I assumed you meant izip() here (and saw your followup)

> Both approaches require a certain meaure of inventiveness, rely on
> advacned tricks, and forgo readability to gain the raw speed and
> conciseness afforded by a clever use of itertools.  They are also a
> challenge to review, test, modify, read, or explain to others.

The inventiveness is in the "(*[it]*group_size, " part.  The
rest is straight forward (assuming of course that itertools
has good documentation, and it was read first.)

> In contrast, a simple generator is trivially easy to create and read,
> albiet less concise and not as speedy:
>
>     it = iter(iterable)
>     while 1:
>         row = tuple(islice(it, group_size))
>         if len(row) == group_size:
>             yield row
>         else:
>             yield row + ('',) * (group_size - len(row))
>             break

Yes with 4 times the amount of code.   (Yes, I am
one of those who believes production and maintence
cost is, under many circumstances, roughly correlated
with LOC.

An frankly, I don't find the above any more
comprehensible than:
>     result = izip_longest(*[it]*group_size, pad='')
once a little thought is given to the *[it]*group_size,
part.  I see much more opaque code everytime
I look at source code in the standard library.

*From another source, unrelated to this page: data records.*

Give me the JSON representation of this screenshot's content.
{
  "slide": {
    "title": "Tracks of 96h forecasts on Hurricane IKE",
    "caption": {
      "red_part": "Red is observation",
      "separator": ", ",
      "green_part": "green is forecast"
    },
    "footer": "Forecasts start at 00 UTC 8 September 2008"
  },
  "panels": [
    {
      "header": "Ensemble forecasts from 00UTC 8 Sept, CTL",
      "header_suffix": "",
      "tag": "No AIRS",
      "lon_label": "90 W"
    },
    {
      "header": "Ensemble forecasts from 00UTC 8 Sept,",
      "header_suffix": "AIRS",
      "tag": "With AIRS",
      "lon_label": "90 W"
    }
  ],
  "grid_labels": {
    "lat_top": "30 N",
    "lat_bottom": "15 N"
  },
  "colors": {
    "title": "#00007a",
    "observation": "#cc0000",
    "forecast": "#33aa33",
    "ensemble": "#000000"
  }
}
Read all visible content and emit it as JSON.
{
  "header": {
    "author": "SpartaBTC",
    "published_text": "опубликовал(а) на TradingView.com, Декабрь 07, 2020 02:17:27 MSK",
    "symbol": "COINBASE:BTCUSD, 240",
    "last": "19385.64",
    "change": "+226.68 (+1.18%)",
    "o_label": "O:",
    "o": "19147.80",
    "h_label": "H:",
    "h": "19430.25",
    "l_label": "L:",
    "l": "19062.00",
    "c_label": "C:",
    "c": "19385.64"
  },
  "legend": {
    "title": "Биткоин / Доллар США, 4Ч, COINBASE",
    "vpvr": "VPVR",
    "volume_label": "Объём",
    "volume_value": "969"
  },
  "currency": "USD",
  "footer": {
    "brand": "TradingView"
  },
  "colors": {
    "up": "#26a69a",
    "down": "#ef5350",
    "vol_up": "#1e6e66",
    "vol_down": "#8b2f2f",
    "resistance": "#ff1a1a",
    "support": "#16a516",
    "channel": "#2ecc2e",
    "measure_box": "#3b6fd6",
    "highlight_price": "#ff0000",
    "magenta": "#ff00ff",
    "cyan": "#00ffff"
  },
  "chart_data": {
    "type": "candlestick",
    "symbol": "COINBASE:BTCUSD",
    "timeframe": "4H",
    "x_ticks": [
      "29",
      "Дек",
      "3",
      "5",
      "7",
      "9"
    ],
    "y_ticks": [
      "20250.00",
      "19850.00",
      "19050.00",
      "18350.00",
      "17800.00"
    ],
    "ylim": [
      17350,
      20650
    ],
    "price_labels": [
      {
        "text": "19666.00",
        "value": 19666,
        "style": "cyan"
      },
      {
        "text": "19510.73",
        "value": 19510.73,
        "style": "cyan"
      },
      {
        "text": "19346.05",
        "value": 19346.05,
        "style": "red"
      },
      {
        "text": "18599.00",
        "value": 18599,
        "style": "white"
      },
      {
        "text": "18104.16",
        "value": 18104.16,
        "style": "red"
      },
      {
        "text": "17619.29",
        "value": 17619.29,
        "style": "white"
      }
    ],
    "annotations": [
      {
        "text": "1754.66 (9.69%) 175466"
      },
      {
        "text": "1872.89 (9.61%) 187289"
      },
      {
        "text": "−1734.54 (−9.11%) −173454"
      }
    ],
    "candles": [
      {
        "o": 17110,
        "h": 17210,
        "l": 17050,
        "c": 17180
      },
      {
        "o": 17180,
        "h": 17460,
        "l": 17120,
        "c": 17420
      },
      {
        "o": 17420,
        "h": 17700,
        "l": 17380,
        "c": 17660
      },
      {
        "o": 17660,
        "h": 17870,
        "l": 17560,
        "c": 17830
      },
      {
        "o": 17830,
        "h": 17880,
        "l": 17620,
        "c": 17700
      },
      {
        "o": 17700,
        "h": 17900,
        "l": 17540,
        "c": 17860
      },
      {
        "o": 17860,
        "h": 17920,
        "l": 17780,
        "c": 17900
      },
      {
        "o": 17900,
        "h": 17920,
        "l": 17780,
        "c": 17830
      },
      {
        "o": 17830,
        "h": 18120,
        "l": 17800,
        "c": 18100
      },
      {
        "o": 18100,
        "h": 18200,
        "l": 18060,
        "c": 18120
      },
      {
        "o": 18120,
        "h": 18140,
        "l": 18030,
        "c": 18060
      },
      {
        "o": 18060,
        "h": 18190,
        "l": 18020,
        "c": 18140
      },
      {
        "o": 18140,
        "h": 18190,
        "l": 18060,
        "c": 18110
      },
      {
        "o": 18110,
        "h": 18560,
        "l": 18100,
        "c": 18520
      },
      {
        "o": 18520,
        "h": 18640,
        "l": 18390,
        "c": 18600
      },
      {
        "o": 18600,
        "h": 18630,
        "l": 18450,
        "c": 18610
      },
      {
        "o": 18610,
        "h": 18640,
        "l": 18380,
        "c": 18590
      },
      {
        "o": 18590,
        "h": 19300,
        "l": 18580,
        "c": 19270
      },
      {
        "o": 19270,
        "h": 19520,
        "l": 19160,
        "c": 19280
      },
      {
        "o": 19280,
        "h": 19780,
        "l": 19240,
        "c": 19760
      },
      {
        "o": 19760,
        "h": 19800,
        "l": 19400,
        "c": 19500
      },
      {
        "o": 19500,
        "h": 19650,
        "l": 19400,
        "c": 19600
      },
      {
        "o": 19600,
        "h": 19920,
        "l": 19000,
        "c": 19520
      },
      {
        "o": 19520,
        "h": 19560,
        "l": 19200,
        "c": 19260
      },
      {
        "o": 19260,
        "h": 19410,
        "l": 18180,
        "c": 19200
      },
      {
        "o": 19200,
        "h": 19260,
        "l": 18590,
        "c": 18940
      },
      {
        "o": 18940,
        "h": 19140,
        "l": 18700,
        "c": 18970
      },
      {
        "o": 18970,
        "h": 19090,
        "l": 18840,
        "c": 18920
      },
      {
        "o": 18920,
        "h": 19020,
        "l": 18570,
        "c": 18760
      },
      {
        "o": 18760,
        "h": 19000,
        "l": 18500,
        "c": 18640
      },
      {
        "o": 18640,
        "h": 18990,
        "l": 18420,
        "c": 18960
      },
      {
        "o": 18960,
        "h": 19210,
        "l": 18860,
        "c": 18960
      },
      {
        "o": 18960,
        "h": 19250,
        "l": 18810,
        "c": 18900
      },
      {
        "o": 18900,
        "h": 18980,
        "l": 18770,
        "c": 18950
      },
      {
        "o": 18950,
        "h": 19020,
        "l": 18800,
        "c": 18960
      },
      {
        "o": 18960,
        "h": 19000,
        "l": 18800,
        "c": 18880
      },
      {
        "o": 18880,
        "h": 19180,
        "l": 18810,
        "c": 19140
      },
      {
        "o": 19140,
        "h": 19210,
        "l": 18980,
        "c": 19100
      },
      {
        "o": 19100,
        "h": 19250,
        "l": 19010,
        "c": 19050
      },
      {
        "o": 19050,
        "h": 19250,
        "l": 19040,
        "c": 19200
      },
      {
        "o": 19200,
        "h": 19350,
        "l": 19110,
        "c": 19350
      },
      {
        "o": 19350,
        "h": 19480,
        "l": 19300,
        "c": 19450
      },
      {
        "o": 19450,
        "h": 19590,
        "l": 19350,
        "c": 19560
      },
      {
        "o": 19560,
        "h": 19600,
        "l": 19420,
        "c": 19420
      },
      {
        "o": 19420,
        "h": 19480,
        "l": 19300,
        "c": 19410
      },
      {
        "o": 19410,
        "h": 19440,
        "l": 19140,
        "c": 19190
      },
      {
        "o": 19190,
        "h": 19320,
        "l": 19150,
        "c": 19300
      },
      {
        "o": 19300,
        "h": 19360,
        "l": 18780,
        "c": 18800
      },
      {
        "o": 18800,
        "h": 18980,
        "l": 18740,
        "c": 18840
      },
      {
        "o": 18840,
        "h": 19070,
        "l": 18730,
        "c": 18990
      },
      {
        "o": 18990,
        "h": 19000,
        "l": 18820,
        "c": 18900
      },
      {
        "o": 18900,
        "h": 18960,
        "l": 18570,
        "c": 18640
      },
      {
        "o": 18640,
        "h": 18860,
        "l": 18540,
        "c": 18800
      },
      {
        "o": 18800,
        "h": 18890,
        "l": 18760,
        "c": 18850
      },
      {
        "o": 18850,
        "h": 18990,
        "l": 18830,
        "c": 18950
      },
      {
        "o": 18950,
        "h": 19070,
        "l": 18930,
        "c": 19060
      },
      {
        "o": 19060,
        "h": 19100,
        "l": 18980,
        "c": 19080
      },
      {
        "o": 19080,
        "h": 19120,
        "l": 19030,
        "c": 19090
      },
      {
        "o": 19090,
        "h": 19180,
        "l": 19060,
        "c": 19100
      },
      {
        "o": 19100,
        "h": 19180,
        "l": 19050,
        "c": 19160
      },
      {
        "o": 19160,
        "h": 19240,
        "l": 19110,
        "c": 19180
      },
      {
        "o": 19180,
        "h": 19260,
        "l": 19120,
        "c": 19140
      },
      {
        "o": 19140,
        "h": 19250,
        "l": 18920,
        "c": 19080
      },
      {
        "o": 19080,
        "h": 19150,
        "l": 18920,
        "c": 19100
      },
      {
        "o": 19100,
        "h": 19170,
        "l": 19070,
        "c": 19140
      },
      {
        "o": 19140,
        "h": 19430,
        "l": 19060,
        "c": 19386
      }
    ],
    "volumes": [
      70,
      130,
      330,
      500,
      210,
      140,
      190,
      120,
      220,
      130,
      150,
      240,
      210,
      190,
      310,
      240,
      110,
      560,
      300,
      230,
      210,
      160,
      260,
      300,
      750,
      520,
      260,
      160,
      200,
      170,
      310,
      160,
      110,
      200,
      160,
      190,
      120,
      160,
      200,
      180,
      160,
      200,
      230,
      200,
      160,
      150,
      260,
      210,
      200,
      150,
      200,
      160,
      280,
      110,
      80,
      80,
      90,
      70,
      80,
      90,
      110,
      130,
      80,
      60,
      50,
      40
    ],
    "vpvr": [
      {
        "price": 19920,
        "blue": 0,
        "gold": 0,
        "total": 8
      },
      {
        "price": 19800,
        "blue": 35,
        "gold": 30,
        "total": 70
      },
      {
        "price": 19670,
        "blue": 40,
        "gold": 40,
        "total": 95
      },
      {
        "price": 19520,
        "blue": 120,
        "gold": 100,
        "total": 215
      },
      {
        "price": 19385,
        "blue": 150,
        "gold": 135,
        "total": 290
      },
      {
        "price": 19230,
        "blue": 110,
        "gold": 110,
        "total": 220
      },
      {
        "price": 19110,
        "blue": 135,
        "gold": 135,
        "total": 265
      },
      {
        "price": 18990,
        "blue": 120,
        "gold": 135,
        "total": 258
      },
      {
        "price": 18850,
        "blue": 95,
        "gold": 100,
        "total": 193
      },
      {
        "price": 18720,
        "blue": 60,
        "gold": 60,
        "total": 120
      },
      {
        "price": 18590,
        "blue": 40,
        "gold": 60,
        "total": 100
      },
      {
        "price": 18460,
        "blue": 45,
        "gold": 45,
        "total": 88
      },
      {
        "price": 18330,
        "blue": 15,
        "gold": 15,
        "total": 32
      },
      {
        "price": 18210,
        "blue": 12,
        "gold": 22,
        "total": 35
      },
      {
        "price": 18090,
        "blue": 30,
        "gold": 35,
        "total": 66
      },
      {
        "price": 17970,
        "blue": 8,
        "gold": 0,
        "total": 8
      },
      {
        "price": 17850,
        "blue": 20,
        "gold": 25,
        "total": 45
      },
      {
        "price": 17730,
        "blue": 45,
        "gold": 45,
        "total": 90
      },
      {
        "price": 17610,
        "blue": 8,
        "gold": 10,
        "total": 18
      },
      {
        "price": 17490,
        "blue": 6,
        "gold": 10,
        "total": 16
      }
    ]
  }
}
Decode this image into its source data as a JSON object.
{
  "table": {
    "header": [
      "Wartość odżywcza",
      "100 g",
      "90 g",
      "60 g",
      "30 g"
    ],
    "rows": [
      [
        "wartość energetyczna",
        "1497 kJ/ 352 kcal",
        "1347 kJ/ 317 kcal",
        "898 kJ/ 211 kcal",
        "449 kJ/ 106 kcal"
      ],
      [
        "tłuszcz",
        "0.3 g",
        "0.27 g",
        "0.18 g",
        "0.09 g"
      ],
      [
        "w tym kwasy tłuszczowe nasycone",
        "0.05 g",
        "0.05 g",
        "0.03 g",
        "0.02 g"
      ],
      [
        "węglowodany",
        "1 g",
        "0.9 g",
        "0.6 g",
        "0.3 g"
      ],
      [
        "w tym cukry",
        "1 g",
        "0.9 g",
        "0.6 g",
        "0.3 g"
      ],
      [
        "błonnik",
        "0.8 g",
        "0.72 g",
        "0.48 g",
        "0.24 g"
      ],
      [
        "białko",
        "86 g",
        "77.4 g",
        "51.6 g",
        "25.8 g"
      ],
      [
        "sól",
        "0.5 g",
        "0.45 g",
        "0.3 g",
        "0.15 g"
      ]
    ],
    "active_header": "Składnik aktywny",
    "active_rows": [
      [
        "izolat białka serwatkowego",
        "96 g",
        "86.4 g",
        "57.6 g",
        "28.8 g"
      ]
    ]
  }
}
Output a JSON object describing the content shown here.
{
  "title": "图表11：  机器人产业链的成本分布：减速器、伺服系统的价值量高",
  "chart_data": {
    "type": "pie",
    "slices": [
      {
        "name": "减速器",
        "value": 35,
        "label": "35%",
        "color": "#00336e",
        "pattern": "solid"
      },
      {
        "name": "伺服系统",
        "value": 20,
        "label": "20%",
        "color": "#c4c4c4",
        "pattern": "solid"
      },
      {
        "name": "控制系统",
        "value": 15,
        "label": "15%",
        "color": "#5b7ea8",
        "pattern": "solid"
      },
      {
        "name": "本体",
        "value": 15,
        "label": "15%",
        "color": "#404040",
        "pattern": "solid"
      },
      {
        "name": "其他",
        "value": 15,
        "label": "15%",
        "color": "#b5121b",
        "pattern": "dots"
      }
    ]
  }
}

> The generator version is plain, simple, boring, and uninspirational.
> But it took only seconds to write and did not require a knowledge of
> advanced itertool combinations.

"advanced itertool combinations"??  Even I, newbie
that I am, found the concepts of repeat() and chain()
pretty straight forward.  Of course having to
understand/use 3 itertools tools is more difficult
than understanding one (izip_longest).  Better
documentation could mitigate that a lot.
But the solution using "advanced itertool combinations"
was your's, avoided altogether with an izip_long().

Also this same argument (uses of x can be easily
coded without x by using a generator) is equally
applicable to itertools.izip() itself, yes?

> It more easily explained than the versions with zip tricks.

Calling this a "trick" is unfair.  The (current pre-2.5)
documentation still mentions no requirement that
izip() arguments be independent (despite the fact
that this issue was discussed here a couple months
ago as I remember.  If I remember it was not clear if
that should be a requirement or not, since it would
prevent any use of the same iterable more than
once in izip's arg list, it has not been documented
for 3(?) Python versions, and clearly people are
using the current behavior.